Jesus Christus kommt unangemeldet, aber er kommt

Von dem Lyriker, Puppenspieler und Pädagogen Rudolf Otto Wiemer stammen die Verse: „Holt den Sohn vom Bahnhof ab, er kommt. Man weiß nicht genau, mit welchem Zug, aber die Ankunft ist gemeldet. Es wäre gut, wenn jemand dort auf und ab ginge. Sonst verpassen wir ihn. Denn er kommt nur einmal.“

In diesem Adventsgedicht greift er auf Eisenbahn-Motive zurück und versetzt das Ereignis in die Moderne auf einen Bahnhof. Doch nicht einmal in welchem Zug der „Sohn“, gemeint ist Jesus Christus, sitzen wird, ist klar. Somit kann sich seine Ankunft noch hinziehen. Er kommt unangemeldet. Es gibt keinerlei genaue Angaben über Ankunftszeit, Zug- und Wagennummer. Es ist sicher, er kommt, nur wann? Er kommt übrigens nicht nur im Advent. Er fährt das ganze Jahr durch die Gegend und sucht seit undenkbar langer Zeit die Menschen auf. Wer ihn nicht erwartet, wird die einmalige Gelegenheit verpassen. Welch angenehmes Gefühl ist es, wenn jemand auf einen wartet, wenn sich jemand aufmacht, um einen abzuholen, willkommen zu heißen und nach Hause mitzunehmen. Ganz anders, als allein auf dem Bahnsteig zu stehen und dann seinen einsamen Weg zu machen.

Doch Jesus wurde immer wieder ausgeschlossen

Jede Begegnung ist eine unwiederbringliche Chance mit eigenen Kommunikationsmöglichkeiten.
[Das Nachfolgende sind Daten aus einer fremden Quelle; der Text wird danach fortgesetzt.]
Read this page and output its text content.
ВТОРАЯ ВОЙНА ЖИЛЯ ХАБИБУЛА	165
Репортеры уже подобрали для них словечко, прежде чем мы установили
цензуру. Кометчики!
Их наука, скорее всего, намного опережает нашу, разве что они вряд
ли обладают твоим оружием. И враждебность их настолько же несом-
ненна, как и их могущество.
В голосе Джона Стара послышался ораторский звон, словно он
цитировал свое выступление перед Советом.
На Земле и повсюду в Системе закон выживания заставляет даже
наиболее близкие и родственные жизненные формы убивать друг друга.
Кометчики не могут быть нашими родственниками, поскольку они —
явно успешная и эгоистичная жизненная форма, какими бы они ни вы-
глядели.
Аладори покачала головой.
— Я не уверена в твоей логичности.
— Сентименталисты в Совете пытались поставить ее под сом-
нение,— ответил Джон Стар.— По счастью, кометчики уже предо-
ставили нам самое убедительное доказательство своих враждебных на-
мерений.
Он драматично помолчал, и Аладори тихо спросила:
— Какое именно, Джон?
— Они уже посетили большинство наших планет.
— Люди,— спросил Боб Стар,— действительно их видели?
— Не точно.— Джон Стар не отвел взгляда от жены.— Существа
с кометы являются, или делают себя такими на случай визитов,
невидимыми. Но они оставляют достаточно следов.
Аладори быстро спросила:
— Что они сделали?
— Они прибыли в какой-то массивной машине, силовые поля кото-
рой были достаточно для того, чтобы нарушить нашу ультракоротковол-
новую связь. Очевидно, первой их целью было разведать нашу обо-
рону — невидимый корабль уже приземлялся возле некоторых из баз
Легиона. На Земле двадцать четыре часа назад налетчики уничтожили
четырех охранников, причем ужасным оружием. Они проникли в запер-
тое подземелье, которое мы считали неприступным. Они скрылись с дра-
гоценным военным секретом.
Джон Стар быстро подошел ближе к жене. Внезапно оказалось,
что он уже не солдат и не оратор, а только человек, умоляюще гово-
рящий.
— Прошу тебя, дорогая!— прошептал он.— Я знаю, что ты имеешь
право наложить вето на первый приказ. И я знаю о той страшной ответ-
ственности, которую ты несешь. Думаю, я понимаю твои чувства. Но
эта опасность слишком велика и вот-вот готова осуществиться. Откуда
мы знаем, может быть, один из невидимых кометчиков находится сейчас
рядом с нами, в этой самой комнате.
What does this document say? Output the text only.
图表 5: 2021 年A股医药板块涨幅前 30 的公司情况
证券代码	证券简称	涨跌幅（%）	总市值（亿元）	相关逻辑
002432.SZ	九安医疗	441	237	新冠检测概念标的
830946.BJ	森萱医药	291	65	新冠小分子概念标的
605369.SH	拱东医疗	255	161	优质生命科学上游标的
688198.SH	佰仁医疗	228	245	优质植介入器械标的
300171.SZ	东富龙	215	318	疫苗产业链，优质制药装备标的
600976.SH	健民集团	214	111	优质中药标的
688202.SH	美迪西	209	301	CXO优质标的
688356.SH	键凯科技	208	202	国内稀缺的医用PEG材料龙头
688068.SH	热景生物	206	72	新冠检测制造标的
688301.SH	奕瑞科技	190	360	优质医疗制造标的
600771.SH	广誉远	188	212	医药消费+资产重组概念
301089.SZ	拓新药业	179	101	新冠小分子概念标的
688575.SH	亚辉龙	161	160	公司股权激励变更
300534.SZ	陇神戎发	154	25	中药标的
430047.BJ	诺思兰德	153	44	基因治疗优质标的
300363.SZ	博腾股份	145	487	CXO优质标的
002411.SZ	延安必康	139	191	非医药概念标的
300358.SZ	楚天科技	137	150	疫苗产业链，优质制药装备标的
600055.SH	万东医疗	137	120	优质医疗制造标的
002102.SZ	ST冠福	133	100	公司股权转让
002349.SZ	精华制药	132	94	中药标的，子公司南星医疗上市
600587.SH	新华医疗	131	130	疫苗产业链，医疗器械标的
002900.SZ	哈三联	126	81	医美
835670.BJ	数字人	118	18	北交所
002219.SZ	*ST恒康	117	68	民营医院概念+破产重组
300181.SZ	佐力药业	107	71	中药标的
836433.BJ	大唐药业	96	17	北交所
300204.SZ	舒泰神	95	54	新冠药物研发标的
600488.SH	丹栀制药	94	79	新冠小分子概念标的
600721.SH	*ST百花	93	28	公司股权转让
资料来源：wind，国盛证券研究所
Jesus musste immer wieder die Erfahrung machen, nicht akzeptiert zu werden, unbeachtet und außen vor zu bleiben: „Er kam in sein Eigentum, aber die Seinen nahmen ihn nicht auf“ (Joh 1,11). Ihm erging es wie so vielen Menschen auf dieser Welt mit ihren bitteren Erfahrungen, einfach nicht dazuzugehören, unverstanden, fremd, ausgeschlossen und alleingelassen zu sein. Die das Empfinden fehlender Wertschätzung haben: „Annahme verweigert“. Am drastischsten wird es auf typisch Wienerisch formuliert: „Den ignoriern mer net amol!“

Beim Evangelisten Johannes lesen wir die gute Nachricht „Jesus kommt!“, er will nach Hause kommen, zu den Seinen. Auf dem Fuß folgt jedoch die schlechte Nachricht „Die Menschen wollen ihn nicht, sie erkennen ihn nicht.“ Die meisten ziehen ihre Dunkelheit seinem Licht vor.
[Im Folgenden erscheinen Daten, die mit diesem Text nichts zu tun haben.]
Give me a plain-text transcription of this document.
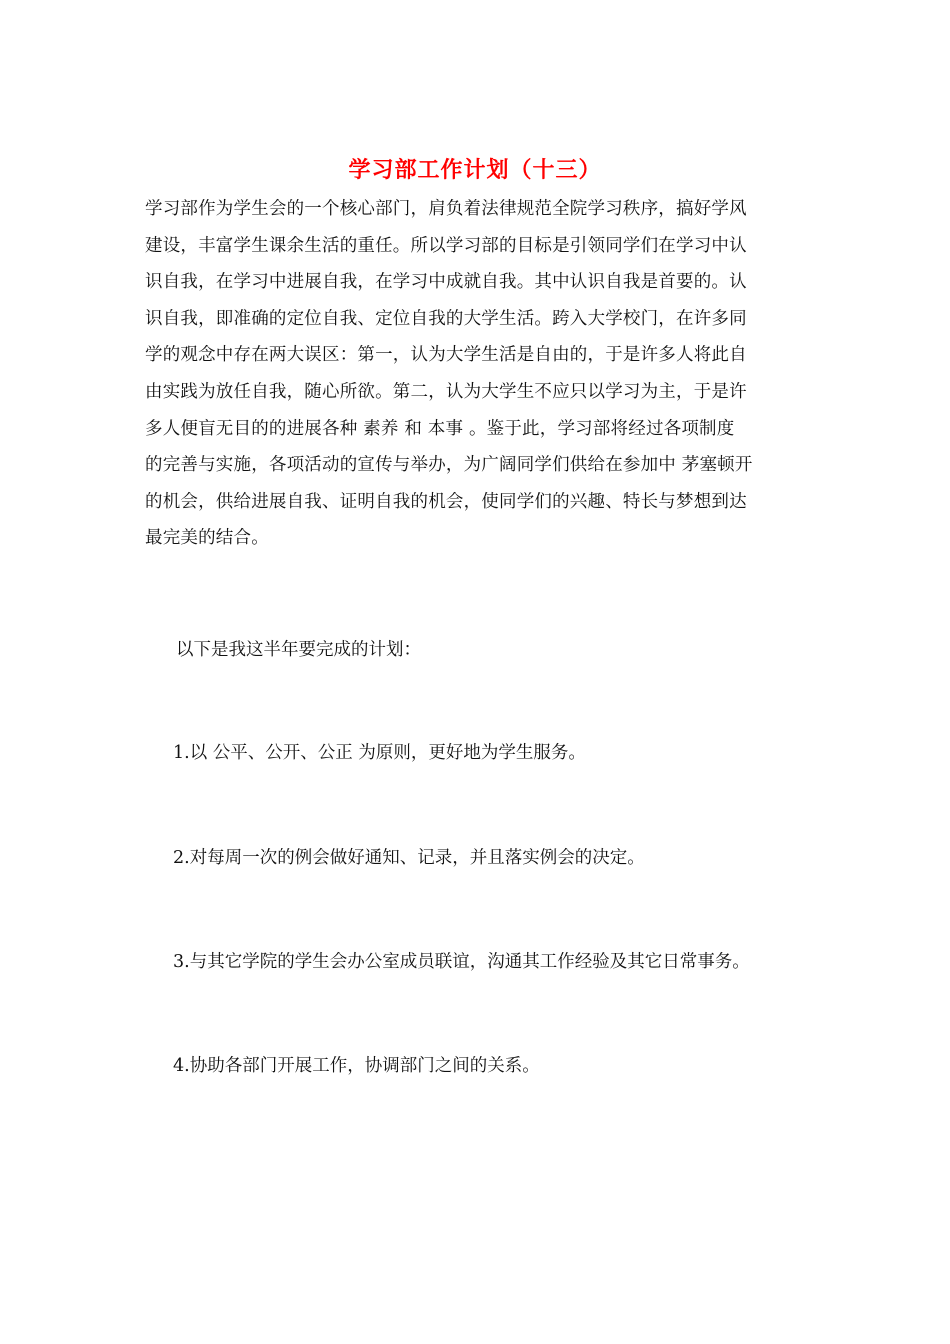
学习部工作计划（十三）
学习部作为学生会的一个核心部门，肩负着法律规范全院学习秩序，搞好学风
建设，丰富学生课余生活的重任。所以学习部的目标是引领同学们在学习中认
识自我，在学习中进展自我，在学习中成就自我。其中认识自我是首要的。认
识自我，即准确的定位自我、定位自我的大学生活。跨入大学校门，在许多同
学的观念中存在两大误区：第一，认为大学生活是自由的，于是许多人将此自
由实践为放任自我，随心所欲。第二，认为大学生不应只以学习为主，于是许
多人便盲无目的的进展各种 素养 和 本事 。鉴于此，学习部将经过各项制度
的完善与实施，各项活动的宣传与举办，为广阔同学们供给在参加中 茅塞顿开
的机会，供给进展自我、证明自我的机会，使同学们的兴趣、特长与梦想到达
最完美的结合。
以下是我这半年要完成的计划：
1.以 公平、公开、公正 为原则，更好地为学生服务。
2.对每周一次的例会做好通知、记录，并且落实例会的决定。
3.与其它学院的学生会办公室成员联谊，沟通其工作经验及其它日常事务。
4.协助各部门开展工作，协调部门之间的关系。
Jesus scheint eine ungeheure Zumutung zu sein

Hier entfaltet sich die wohl größte Tragödie der Menschheitsgeschichte, das Verpassen einer großen Chance: „Die Welt hat ihn nicht anerkannt.“ Dabei war er 33 Jahre lang einer von dieser Welt, mittendrin bei den Seinen, die ihn schließlich umbrachten. Es scheint nach wie vor, für den Menschen eine ungeheure Zumutung zu sein, Gott bei sich ankommen zu lassen, der uns in vielfältiger Gestalt begegnen will.

Wer möchte ihm begegnen in den Sakramenten, in den Mitglaubenden und in den „Geringsten“, wie Jesus sie nannte (Mt 25), die Armut, Entblößung, Hunger, Fremdheit, Angst, Heimatlosigkeit und Verfolgung erdulden müssen.